A beautiful windmill rooted to the shore, gazing out to sea.
Sun-warmed sails embrace an endless expanse of blue,
Turning gently in the warm honeyed breeze.
This year in class we’ll be working with a number of new pranayamas. This Sanskrit word can be roughly translated as ‘extension of the prāṇa (breath or life force)’ or ‘breath control’.
The ancient Yogis talked about the importance of practicing extension or control of the breath, believing that life is measured not by the number of our years but by the number of our breaths.
On a basic level we practice pranayama in Dru Yoga to increase both the capacity of our lungs and to help them work more efficiently. By breathing in and out more slowly, steadily and fully we create the best conditions for the process of ‘gaseous exchange’ to take place. That is, we help the body to take in the oxygen it needs and get rid of the carbon dioxide it doesn’t.
We will look at the many other benefits of pranayama – physical, mental and emotional - in future articles.

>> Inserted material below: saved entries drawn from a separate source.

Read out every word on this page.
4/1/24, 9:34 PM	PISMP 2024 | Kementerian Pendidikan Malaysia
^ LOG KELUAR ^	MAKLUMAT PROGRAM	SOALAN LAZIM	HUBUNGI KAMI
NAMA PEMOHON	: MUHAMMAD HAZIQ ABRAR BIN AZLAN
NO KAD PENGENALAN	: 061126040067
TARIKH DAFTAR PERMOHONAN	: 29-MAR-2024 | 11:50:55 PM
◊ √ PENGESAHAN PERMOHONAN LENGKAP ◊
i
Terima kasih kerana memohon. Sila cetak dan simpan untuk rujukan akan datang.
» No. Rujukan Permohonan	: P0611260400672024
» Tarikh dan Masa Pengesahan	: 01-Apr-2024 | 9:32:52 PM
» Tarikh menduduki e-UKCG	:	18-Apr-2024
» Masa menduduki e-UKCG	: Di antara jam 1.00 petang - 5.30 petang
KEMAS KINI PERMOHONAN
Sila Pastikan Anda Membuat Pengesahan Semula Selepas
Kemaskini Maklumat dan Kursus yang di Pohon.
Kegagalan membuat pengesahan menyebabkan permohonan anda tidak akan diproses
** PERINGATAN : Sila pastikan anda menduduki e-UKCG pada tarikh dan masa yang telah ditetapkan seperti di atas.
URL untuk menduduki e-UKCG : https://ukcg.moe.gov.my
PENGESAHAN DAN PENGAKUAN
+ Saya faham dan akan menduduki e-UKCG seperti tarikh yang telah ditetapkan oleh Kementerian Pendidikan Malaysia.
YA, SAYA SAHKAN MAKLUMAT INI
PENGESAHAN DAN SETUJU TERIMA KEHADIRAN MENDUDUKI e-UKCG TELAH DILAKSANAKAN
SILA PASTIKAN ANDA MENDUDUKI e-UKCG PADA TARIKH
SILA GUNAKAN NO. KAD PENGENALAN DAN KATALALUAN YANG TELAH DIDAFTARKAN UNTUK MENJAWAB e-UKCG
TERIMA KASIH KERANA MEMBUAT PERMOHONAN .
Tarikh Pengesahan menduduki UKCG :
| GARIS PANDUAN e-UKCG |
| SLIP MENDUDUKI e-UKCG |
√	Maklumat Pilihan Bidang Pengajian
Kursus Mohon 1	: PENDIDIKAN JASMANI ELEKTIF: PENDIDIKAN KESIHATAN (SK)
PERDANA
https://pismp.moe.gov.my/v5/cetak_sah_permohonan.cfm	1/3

Today’s breath control practice is the Windmill Breath. This Dru Yoga pranayama begins with the physical body: standing strong and aligned in tadasana (the mountain posture) before slowly rotating the arms, as you turn gently from side to side. All the while, ensuring that the joints – especially the elbows and shoulders – remain soft and not locked. This helps to open the chest and develop control of the respiratory muscles.
The practice then naturally progresses as you introduce the breath. Bringing the movement of your arms and torso into not just coordination but into complete synchronization with the breath. A single, seamless process.
This is a simple but effective mindfulness practice which encourages you to feel fully into the complete alignment of movement and breath.
It can help to soften the gaze or close the eyes, adding in a visualization of a windmill. At first, this may be simply about seeing a windmill in motion but it can quickly evolve into a sense of embodying or becoming the windmill - as if the movement of the arms (or ‘sails’) is unconscious and at the complete control of the breath (or ‘breeze’).
With time, the Windmill Breath can be built up to five minutes or more of practise. Thus, allowing you to lose yourself in the simple act of standing, breathing and rotating your arms - reconnecting with a beautiful place of deep inner stillness and calm.
Like being transported to an idyllic Greek island. Well, almost!